Cloud repatriation follow-up: Do you really know the value proposition of cloud?

A few weeks ago, I blogged my thoughts about cloud repatriation and how it feels like an over-emphasized trend. In my professional analysis amid researching various reports and interacting with data center vendors, one of the key pieces of the cloud repatriation narrative is that customers will move to cloud without a full picture of the costs and ultimately retreat to a more predictable environment. Seems like a reasonable hypothesis, but has this been tested? Also, is cost really the core decision driver?

A recent call with an enterprise IT buyer shone light on this topic, as much of their story about consuming IT didn’t align to the market generalizations. For starters:

  • The buyer is in the healthcare industry but is using cloud services, even migrating some critical applications like ERP to a SaaS-based solution. Generally, it’s thought that the industries with sensitive data will stay away from cloud solutions.
  • The company typically keep $500 million in the bank at any given time, meaning the perceived challenge of capex outlay associated with on-premises solutions isn’t much of an issue to drive it to adopt off-premises cloud solutions.
  • But the real kicker? The customer indicated its cloud-based solutions are at best cost-neutral and sometimes even more expensive than their on-premises counterparts.

This came as a bit of a surprise to me, as these elements are counter to the typical IT industry narrative. If an enterprise is investing in an off-premises solution already knowing they will pay the same or more than an on-premises solution, what’s the point?
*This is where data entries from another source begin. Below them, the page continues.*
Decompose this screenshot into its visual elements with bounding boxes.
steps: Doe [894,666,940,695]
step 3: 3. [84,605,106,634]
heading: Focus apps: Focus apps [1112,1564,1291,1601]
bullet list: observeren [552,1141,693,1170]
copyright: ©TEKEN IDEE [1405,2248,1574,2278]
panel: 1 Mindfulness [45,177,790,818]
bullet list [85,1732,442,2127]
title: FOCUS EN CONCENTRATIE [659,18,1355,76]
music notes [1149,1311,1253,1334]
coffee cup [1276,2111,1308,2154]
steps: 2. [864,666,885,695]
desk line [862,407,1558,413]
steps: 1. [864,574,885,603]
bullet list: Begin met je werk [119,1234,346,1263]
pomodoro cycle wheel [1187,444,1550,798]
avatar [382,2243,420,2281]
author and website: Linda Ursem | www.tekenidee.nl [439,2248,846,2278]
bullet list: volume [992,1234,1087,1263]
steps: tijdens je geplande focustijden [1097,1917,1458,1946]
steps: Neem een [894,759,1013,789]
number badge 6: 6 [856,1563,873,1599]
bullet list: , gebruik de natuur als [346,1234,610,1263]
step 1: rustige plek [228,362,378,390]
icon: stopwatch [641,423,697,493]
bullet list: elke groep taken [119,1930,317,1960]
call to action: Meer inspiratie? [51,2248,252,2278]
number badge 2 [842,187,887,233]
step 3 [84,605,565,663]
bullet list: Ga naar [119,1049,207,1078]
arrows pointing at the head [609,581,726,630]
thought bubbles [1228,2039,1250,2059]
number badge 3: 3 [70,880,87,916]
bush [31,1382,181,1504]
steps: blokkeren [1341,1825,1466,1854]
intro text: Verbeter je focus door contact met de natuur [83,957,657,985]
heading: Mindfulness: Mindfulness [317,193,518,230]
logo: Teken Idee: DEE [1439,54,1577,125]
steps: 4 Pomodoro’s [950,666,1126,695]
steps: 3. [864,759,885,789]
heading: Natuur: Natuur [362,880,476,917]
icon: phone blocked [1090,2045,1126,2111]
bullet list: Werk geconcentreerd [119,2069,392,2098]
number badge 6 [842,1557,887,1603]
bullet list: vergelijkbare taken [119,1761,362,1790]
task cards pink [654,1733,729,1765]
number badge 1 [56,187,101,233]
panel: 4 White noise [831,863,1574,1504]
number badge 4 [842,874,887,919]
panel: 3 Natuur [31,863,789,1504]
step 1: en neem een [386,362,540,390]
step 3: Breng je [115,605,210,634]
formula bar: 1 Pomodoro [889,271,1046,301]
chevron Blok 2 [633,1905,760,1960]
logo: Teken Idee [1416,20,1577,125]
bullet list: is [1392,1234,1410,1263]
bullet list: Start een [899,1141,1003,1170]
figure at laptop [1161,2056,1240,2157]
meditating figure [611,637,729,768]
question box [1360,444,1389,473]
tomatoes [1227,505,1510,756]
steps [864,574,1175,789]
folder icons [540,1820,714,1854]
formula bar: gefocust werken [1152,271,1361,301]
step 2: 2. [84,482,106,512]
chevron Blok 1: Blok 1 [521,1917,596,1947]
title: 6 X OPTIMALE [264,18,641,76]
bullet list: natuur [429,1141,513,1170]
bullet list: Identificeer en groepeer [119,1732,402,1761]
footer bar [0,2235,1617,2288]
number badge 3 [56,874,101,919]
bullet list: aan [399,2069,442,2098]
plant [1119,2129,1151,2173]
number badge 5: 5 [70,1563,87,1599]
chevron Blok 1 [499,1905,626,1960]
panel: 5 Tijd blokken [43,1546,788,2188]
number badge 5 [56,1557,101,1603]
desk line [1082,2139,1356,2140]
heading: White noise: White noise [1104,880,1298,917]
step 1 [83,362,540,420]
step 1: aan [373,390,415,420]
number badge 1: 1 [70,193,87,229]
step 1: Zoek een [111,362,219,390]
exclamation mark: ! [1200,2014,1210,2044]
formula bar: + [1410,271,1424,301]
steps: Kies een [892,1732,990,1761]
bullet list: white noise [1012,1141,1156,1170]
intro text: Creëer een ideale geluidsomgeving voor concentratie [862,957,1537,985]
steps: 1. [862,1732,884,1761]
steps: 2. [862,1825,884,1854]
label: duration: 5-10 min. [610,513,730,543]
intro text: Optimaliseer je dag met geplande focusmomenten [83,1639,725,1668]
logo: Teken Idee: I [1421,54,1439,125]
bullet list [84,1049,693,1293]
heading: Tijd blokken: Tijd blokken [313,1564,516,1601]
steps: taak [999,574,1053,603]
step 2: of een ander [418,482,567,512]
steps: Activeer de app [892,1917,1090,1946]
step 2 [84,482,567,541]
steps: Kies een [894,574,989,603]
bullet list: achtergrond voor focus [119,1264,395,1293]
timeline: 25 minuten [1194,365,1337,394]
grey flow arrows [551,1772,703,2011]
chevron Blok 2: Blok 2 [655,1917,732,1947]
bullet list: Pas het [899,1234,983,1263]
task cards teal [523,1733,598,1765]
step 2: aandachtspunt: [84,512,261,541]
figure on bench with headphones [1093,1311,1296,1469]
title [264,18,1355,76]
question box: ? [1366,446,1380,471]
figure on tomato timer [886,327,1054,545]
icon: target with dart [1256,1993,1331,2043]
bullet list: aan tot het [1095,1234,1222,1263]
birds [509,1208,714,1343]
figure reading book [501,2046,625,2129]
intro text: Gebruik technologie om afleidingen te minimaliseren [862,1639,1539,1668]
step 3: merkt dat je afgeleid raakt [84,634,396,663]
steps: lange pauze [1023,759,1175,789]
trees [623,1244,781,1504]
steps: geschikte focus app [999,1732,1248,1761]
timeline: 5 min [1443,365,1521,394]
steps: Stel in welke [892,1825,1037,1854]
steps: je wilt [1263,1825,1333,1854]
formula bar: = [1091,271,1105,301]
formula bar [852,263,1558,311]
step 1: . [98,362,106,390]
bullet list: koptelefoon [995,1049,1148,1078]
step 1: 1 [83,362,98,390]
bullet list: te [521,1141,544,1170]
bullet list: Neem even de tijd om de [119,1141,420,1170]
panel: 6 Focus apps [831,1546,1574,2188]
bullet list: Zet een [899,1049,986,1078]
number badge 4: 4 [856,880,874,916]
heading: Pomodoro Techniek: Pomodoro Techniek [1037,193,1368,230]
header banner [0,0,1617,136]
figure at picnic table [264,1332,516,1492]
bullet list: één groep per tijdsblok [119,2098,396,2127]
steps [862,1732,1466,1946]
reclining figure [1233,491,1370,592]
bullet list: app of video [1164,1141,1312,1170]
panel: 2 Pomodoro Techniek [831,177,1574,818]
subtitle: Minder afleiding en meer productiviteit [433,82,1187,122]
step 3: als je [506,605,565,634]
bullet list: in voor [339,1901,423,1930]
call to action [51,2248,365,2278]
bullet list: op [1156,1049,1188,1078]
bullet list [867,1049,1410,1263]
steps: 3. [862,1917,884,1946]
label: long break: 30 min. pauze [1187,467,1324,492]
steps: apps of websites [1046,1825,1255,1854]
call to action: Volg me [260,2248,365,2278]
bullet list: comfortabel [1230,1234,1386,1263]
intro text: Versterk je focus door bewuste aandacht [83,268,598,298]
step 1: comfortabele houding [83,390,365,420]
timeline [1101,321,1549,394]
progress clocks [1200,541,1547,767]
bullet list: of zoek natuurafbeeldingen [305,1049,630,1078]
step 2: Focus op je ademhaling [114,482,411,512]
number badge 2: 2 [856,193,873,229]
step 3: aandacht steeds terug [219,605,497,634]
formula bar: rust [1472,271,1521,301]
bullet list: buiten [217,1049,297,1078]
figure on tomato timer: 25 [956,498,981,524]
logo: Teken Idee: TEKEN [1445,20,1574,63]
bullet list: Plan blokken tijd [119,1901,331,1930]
Let’s look at this particular customer’s cloud journey. Their first foray into enterprise cloud was, like for many businesses, using Office 365 and products such as Exchange for email. Based on the value seen from this implementation, including reduced management overhead and end-user benefits, they started adopting cloud-based offerings in other areas of the IT stack.

When describing the organization’s process for making decisions around acquiring IT solutions, the buyer described a fairly complex, quantitative strategy for assessing the ROI of any given solution over a three-year period. The assessment includes four facets:

  1. Will it save time? This can include making IT employees more efficient or enabling business unit employees to improve their workflows.
  2. Will it save money? A detailed calculation considers elements like license costs, management overhead and how these will change over the three-year period.
  3. Will it make money? This particular buyer works for an organization that acquires other companies often. The buyer described a scenario where using cloud solutions helped integrate an acquisition target’s data within two weeks and enabled a new product to be launched within a month of the acquisition.
  4. Will it reduce risk? Risk can take many forms, from risk of an IT outage to risk of interrupted operations or compromised IT security.

This is one example from one enterprise, but it illustrates the point that cost is far from the only factor being weighed when making choices about how IT is going to be delivered. Or at the very least, cost is not simply what you pay for a solution; decision makers must consider the many risks and benefits that spider across an organization. A higher fee for an IT solution might be a small price to pay if it increases your time to market by three times or more. Moral of the story: Know what the actual criteria are for your customers’ decision making. You may be failing to sell to their most important buying points. Or, you may be sending the wrong message!